Au-delà des retours négatifs auprès d’une frange très vocale, l’entreprise préfère regarder les données d’usage. Aujourd’hui, ce sont déjà 5 millions de messages qui sont échangés avec MyAI chaque jour. Un chiffre qui risque d’augmenter encore quand Snapchat ira un cran plus loin en intégrant la création d’images générée par une intelligence artificielle directement depuis son application. Ce développement paraît être une évidence pour ce qui est avant tout une application de communication visuelle.

Mais Snap Inc. multiplie les initiatives innovantes pour se faire une place au plus près des consommateurs et des marques. C’est le cas avec ARES (pour AR Entreprise Services) qui va permettre aux marques d’intégrer directement la technologie des filtres Snapchat sur son site web ou son application. « Nous avons mis en place un modèle SaaS, explique Grégory Gazagne. On met notre technologie au service des clients qui font de la publicité avec la capacité d’engager leurs communautés avec la réalité augmentée.
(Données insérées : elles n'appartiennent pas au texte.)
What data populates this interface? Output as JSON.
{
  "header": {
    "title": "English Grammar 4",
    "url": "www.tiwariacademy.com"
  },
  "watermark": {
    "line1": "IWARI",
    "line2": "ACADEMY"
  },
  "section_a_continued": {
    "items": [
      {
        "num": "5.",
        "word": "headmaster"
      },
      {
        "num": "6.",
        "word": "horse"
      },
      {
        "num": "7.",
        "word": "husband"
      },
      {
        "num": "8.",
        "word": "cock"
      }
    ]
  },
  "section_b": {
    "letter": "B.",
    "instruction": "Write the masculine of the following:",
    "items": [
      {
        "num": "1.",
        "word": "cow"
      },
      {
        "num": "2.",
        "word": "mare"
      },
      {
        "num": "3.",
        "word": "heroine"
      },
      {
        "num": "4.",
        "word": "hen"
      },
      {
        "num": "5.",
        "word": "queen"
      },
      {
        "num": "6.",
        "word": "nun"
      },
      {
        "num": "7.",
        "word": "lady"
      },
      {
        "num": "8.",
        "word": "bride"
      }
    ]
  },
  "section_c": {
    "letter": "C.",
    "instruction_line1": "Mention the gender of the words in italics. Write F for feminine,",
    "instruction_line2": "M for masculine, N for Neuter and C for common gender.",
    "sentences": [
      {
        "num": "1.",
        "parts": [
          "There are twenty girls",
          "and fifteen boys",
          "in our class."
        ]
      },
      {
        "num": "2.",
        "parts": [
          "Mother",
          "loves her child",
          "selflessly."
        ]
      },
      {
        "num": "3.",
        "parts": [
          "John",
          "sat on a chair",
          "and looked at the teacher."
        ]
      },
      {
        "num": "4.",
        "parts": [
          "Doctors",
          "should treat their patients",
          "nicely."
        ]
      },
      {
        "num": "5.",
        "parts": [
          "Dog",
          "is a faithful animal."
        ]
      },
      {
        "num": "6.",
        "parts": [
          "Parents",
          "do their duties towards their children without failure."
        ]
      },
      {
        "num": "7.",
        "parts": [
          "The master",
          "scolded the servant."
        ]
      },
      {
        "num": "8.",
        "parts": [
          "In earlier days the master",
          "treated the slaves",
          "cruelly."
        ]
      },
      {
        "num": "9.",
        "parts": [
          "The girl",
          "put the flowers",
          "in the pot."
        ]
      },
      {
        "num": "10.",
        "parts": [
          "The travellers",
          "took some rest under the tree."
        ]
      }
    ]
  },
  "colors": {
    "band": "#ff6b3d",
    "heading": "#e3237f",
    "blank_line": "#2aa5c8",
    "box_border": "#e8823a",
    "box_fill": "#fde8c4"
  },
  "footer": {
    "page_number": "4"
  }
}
Par exemple, les clients Nike peuvent ainsi essayer les chaussures directement sur leurs pieds. ». Une approche qui boosterait la conversion des e-commerçants, tout en diminuant les retours produits.

Un petit retour sur Zenly

Interrogé sur la fermeture de l’application Zenly, Grégory Gazagne est à nouveau très candide sur le sujet. « Quand l’économie tousse, tout le monde souffre et notamment l’industrie de la publicité, lance-t-il sans hésitation. On a pris la décision difficile de se séparer de 20 % des employés au niveau mondial en août 2022. On avait aussi lancé le Pixi, un petit drone quelques mois auparavant mais on a dû l’arrêter. Et puis il y a Zenly. On avait investi des centaines de millions pour racheter l’entreprise, puis plusieurs millions pour investir sur cette pépite française, en finançant l’intégralité des opérations, en embauchant localement, en doublant la taille de l’équipe. Nous avons eu des années d’euphorie où l’argent semblait gratuit, où l’on a cherché à maximiser la croissance sans trop regarder à la rentabilité. Et Zenly n’avait pas de voie crédible pour générer des revenus, même à moyen terme. La décision a aussi été prise après une refonte complète de Zenly en avril 2022 qui avait eu des retours très négatifs de ses utilisateurs actifs qui sont passés de 40 à 34 millions, et une baisse des nouveaux utilisateurs de 60 %. Il y avait donc toute une dynamique qui a fait que cela devenait une évidence qu’il fallait fermer l’application. Le bon “move”, cela aurait été de faire une spin-off et de les revendre… mais il y avait à ce stade trop d’imbrications de propriétés intellectuelles pour que ce soit possible. ».

Ce choix semble donc amorcer une nouvelle étape pour Snap Inc., une étape où la croissance est toujours un sujet prioritaire, mais où la rentabilité est devenue tout aussi importante. L’entreprise va donc continuer de miser sur de nouveaux assets technologiques qui vont permettre aux marques d’engager leurs clients d’une manière qui n’a pas encore été répliquée sur les autres plateformes.